Occupy Unitarian Universalism

The Unitarian Society of Northampton and Florence has extended an invitation to members of their local Occupy movement to camp at their church.  The initial expected numbers are about 12-15 people in six tents.  Details about the regulations of the arrangement are available at Occupy Northampton’s website, as well as a report about the meeting between Unitarian Society representatives, Occupy participants, and the mayor of Northampton that produced the agreement, and a report of the discussion that subsequently occurred within the Occupy Northampton group.

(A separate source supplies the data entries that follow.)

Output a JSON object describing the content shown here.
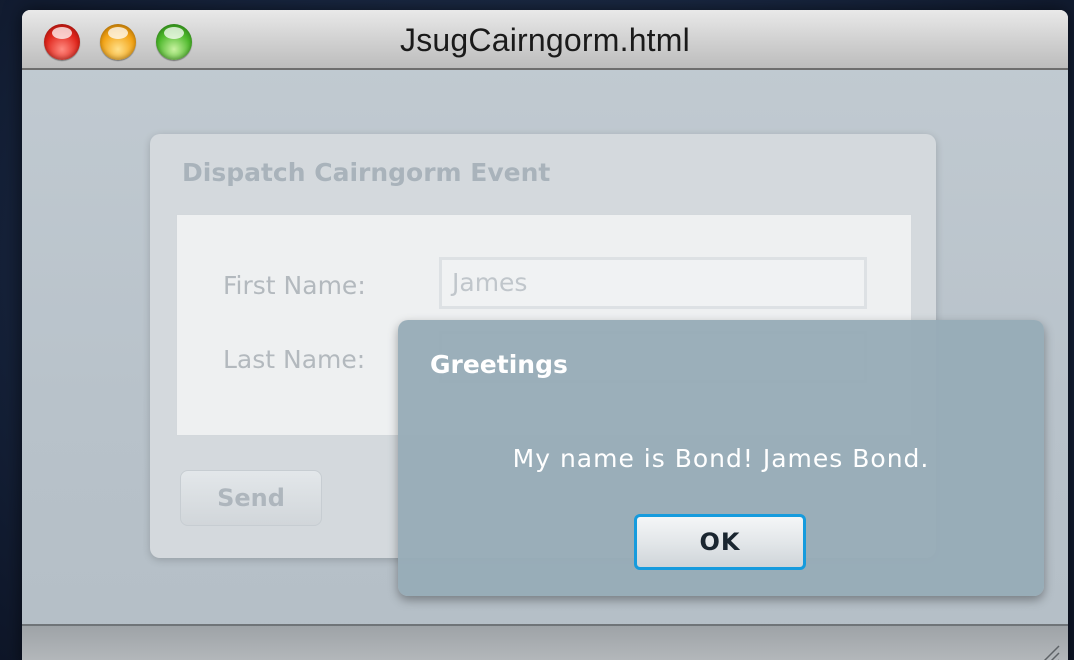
{
  "window": {
    "title": "JsugCairngorm.html"
  },
  "panel": {
    "title": "Dispatch Cairngorm Event",
    "first_name_label": "First Name:",
    "first_name_value": "James",
    "last_name_label": "Last Name:",
    "last_name_value": "",
    "send_label": "Send"
  },
  "dialog": {
    "title": "Greetings",
    "message": "My name is Bond! James Bond.",
    "ok_label": "OK"
  },
  "colors": {
    "dialog_background": "#97acb7",
    "ok_focus_ring": "#169bdd",
    "close_button": "#e0251b",
    "minimize_button": "#f2a214",
    "zoom_button": "#4cb82a"
  },
  "icons": [
    "close-button-icon",
    "minimize-button-icon",
    "zoom-button-icon",
    "resize-grip-icon"
  ]
}
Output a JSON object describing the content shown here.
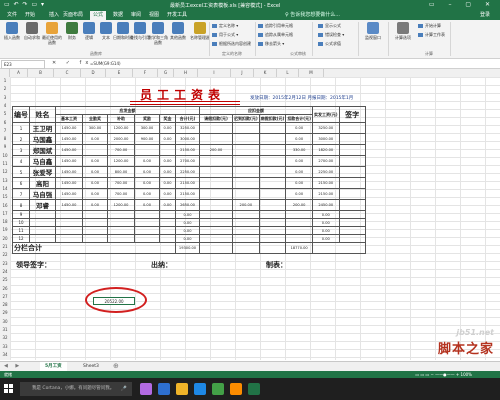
{
  "window": {
    "title": "最新员工excel工资表模板.xls [兼容模式] - Excel",
    "quick_access": "▭ ↶ ↷ ▭ ▾",
    "controls": "▭ – ▢ ✕"
  },
  "tabs": [
    "文件",
    "开始",
    "插入",
    "页面布局",
    "公式",
    "数据",
    "审阅",
    "视图",
    "开发工具"
  ],
  "active_tab": "公式",
  "tell_me": "♀ 告诉我您想要做什么...",
  "login": "登录",
  "ribbon": {
    "buttons": [
      {
        "label": "插入函数",
        "icon": "fx-icon",
        "color": "#4a7ebb"
      },
      {
        "label": "自动求和",
        "icon": "sum-icon",
        "color": "#6a6a6a"
      },
      {
        "label": "最近使用的函数",
        "icon": "star-icon",
        "color": "#e8a33a"
      },
      {
        "label": "财务",
        "icon": "book-icon",
        "color": "#3e7a3e"
      },
      {
        "label": "逻辑",
        "icon": "question-icon",
        "color": "#4a7ebb"
      },
      {
        "label": "文本",
        "icon": "text-icon",
        "color": "#4a7ebb"
      },
      {
        "label": "日期和时间",
        "icon": "clock-icon",
        "color": "#4a7ebb"
      },
      {
        "label": "查找与引用",
        "icon": "lookup-icon",
        "color": "#4a7ebb"
      },
      {
        "label": "数学和三角函数",
        "icon": "theta-icon",
        "color": "#4a7ebb"
      },
      {
        "label": "其他函数",
        "icon": "more-icon",
        "color": "#4a7ebb"
      },
      {
        "label": "名称管理器",
        "icon": "tag-icon",
        "color": "#c9a227"
      }
    ],
    "small": [
      {
        "text": "定义名称 ▾"
      },
      {
        "text": "用于公式 ▾"
      },
      {
        "text": "根据所选内容创建"
      },
      {
        "text": "追踪引用单元格"
      },
      {
        "text": "追踪从属单元格"
      },
      {
        "text": "移去箭头 ▾"
      },
      {
        "text": "显示公式"
      },
      {
        "text": "错误检查 ▾"
      },
      {
        "text": "公式求值"
      }
    ],
    "watch": "监视窗口",
    "calc": "计算选项",
    "calc_small": [
      "开始计算",
      "计算工作表"
    ],
    "group_labels": [
      "函数库",
      "定义的名称",
      "公式审核",
      "计算"
    ]
  },
  "formula_bar": {
    "name_box": "E23",
    "icons": "✕ ✓ fx",
    "formula": "=SUM(G9:G14)"
  },
  "columns": [
    "A",
    "B",
    "C",
    "D",
    "E",
    "F",
    "G",
    "H",
    "I",
    "J",
    "K",
    "L",
    "M"
  ],
  "rows": [
    "1",
    "2",
    "3",
    "4",
    "5",
    "6",
    "7",
    "8",
    "9",
    "10",
    "11",
    "12",
    "13",
    "14",
    "15",
    "16",
    "17",
    "18",
    "19",
    "20",
    "21",
    "22",
    "23",
    "24",
    "25",
    "26",
    "27",
    "28",
    "29",
    "30",
    "31",
    "32",
    "33",
    "34"
  ],
  "sheet": {
    "title": "员工工资表",
    "date_line": "发放日期：2015年2月12日  月报日期：2015年1月",
    "headers": {
      "no": "编号",
      "name": "姓名",
      "payable": "应发金额",
      "deduction": "应扣金额",
      "actual": "实发工资(元)",
      "sign": "签字",
      "sub": [
        "基本工资",
        "全勤奖",
        "补助",
        "奖励",
        "奖金",
        "合计(元)",
        "请假扣款(元)",
        "迟到扣款(元)",
        "病假扣款(元)",
        "扣款合计(元)"
      ]
    },
    "rows": [
      {
        "no": "1",
        "name": "王卫明",
        "v": [
          "1450.00",
          "300.00",
          "1200.00",
          "300.00",
          "0.00",
          "3250.00",
          "",
          "",
          "",
          "0.00",
          "3250.00"
        ]
      },
      {
        "no": "2",
        "name": "马国鑫",
        "v": [
          "1450.00",
          "0.00",
          "2000.00",
          "900.00",
          "0.00",
          "3000.00",
          "",
          "",
          "",
          "0.00",
          "3000.00"
        ]
      },
      {
        "no": "3",
        "name": "郑国斌",
        "v": [
          "1450.00",
          "",
          "700.00",
          "",
          "",
          "2150.00",
          "200.00",
          "",
          "",
          "330.00",
          "1820.00"
        ]
      },
      {
        "no": "4",
        "name": "马自鑫",
        "v": [
          "1450.00",
          "0.00",
          "1200.00",
          "0.00",
          "0.00",
          "2700.00",
          "",
          "",
          "",
          "0.00",
          "2700.00"
        ]
      },
      {
        "no": "5",
        "name": "张爱琴",
        "v": [
          "1450.00",
          "0.00",
          "800.00",
          "0.00",
          "0.00",
          "2250.00",
          "",
          "",
          "",
          "0.00",
          "2250.00"
        ]
      },
      {
        "no": "6",
        "name": "高阳",
        "v": [
          "1450.00",
          "0.00",
          "700.00",
          "0.00",
          "0.00",
          "2150.00",
          "",
          "",
          "",
          "0.00",
          "2150.00"
        ]
      },
      {
        "no": "7",
        "name": "马自强",
        "v": [
          "1450.00",
          "0.00",
          "700.00",
          "0.00",
          "0.00",
          "2150.00",
          "",
          "",
          "",
          "0.00",
          "2150.00"
        ]
      },
      {
        "no": "8",
        "name": "邓睿",
        "v": [
          "1450.00",
          "0.00",
          "1200.00",
          "0.00",
          "0.00",
          "2650.00",
          "",
          "200.00",
          "",
          "200.00",
          "2450.00"
        ]
      },
      {
        "no": "9",
        "name": "",
        "v": [
          "",
          "",
          "",
          "",
          "",
          "0.00",
          "",
          "",
          "",
          "",
          "0.00"
        ]
      },
      {
        "no": "10",
        "name": "",
        "v": [
          "",
          "",
          "",
          "",
          "",
          "0.00",
          "",
          "",
          "",
          "",
          "0.00"
        ]
      },
      {
        "no": "11",
        "name": "",
        "v": [
          "",
          "",
          "",
          "",
          "",
          "0.00",
          "",
          "",
          "",
          "",
          "0.00"
        ]
      },
      {
        "no": "12",
        "name": "",
        "v": [
          "",
          "",
          "",
          "",
          "",
          "0.00",
          "",
          "",
          "",
          "",
          "0.00"
        ]
      }
    ],
    "total_label": "分栏合计",
    "total_values": [
      "19300.00",
      "",
      "",
      "",
      "18770.00"
    ],
    "signatures": [
      "领导签字：",
      "出纳：",
      "制表："
    ],
    "selected_cell_value": "20522.00"
  },
  "sheet_tabs": [
    "5月工资",
    "Sheet3"
  ],
  "active_sheet": "5月工资",
  "status": {
    "left": "就绪",
    "zoom": "▭ ▭ ▭  −  ——●——  +  100%"
  },
  "taskbar": {
    "search": "我是 Cortana，小娜。有问题尽管问我。",
    "mic": "🎤",
    "icon_colors": [
      "#b36ae2",
      "#2e6fcf",
      "#f0b429",
      "#1e88e5",
      "#43a047",
      "#fb8c00",
      "#217346"
    ]
  },
  "watermark": {
    "domain": "jb51.net",
    "cn": "脚本之家"
  }
}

Meanwhile, the Unitarian Universalist Service Committee has created open letters in support of the Occupy movement  which can be read and signed online, one for individuals and another for congregations and organizations.  The former has 4200+ signatures at this point, suggesting a widespread support for Occupy ideas within Unitarian Universalism.  UUA president Peter Morales visited Occupy Boston in October and participated in a UU vespers service at the site; subsequently he released a statement of sympathy and solidarity.  Later, the Board of Trustees of the UUA visited Occupy Boston as well.  Perhaps the best place to keep track of the ongoing interaction between Unitarian Universalism and Occupy is via the tracker set up by Peter Bowdon at his UU Growth Blog.  UUpdates, the UU blog aggregator, also helps one keep tabs on the online discussion (and is one of the only places you can find the few–but vocal–conservative UU voices opposing Occupy).

Unitarian Universalism’s alignment with progressive political/social causes is well known.  Perhaps the most direct precedent for the actions of the Unitarian Society of Northampton and Florence is the participation many UU churches had in the Sanctuary movement in the 1980s, or perhaps the shelter provided to draft resisters during the Vietnam War era (if one wants to go back much further, shelter and aid to fugitive slaves by Unitarian and Universalist churches might apply as another example of offering church space for people to sleep at).

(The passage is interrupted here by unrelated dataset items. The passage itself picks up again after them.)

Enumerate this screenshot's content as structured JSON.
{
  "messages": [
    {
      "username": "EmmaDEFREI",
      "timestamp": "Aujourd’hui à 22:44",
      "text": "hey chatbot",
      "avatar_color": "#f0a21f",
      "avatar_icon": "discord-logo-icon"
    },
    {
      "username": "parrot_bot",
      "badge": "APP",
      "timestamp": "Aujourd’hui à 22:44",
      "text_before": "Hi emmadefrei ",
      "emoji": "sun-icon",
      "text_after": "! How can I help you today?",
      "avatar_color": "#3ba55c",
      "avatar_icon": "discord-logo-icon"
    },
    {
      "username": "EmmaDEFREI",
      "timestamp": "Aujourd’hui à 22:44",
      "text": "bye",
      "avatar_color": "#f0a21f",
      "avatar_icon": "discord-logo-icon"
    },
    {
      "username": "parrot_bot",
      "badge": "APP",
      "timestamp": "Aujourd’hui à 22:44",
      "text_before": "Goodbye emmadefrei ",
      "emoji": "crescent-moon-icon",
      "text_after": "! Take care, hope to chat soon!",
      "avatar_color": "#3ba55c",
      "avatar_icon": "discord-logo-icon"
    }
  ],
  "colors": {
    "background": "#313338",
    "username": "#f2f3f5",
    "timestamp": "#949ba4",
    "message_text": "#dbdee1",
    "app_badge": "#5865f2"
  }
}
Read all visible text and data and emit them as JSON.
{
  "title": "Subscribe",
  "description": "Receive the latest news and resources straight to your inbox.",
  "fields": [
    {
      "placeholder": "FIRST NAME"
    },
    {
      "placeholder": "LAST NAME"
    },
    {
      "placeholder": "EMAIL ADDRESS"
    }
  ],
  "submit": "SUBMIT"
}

In 1841, Rev. William Ellery Channing, founding father of American Unitarianism, wrote a letter to miners in England, detailing his mid-19th century prescription for the elevation of the laboring classes:

1. Temperance: “Ardent spirits have been the curse of the laborer.”
2. Renunciation of violence in the cause of class warfare: “Your true strength lies in growing intelligence, uprightness, self-respect, trust in God, and trust in one another.”
3. Avoidance of atheism: “It is under the cross that the battle of humanity is to be fought.”
4. National education: “To make [the laborer] enlightened and efficient, at once able and disposed to discharge wisely his public and private duties.”
5. Focus on inward satisfaction: “Good wages are not happiness.  A man may prosper and still be a poor creature. . . Our very thoughts may be the means or occasion of signal virtues, and in this way may bring a peace and hope which no mere prosperity can give.”

From this we can see both that Unitarianism has had a long-standing interest in the plight of workers, and that it has often been approached from the perspectives of the middle and upper classes.  Paternalism and concerns for propriety have often been mingled, therefore, with genuine sympathy and actual assistance.  This pattern has by no means passed away today, though in the contemporary context the gulf has grown so great between gigantic corporations unimaginable in Channing’s time and everyday workers (including so-called white collar workers in many cases) that class lines must be drawn differently than in his day.  The situation of the Universalists, who generally occupied a notably lower class standing than the Unitarians is somewhat more complicated.  Readers interested in UU class history can get a good start with Mark Harris’s Elite: Uncovering Classism in Unitarian Universalist History.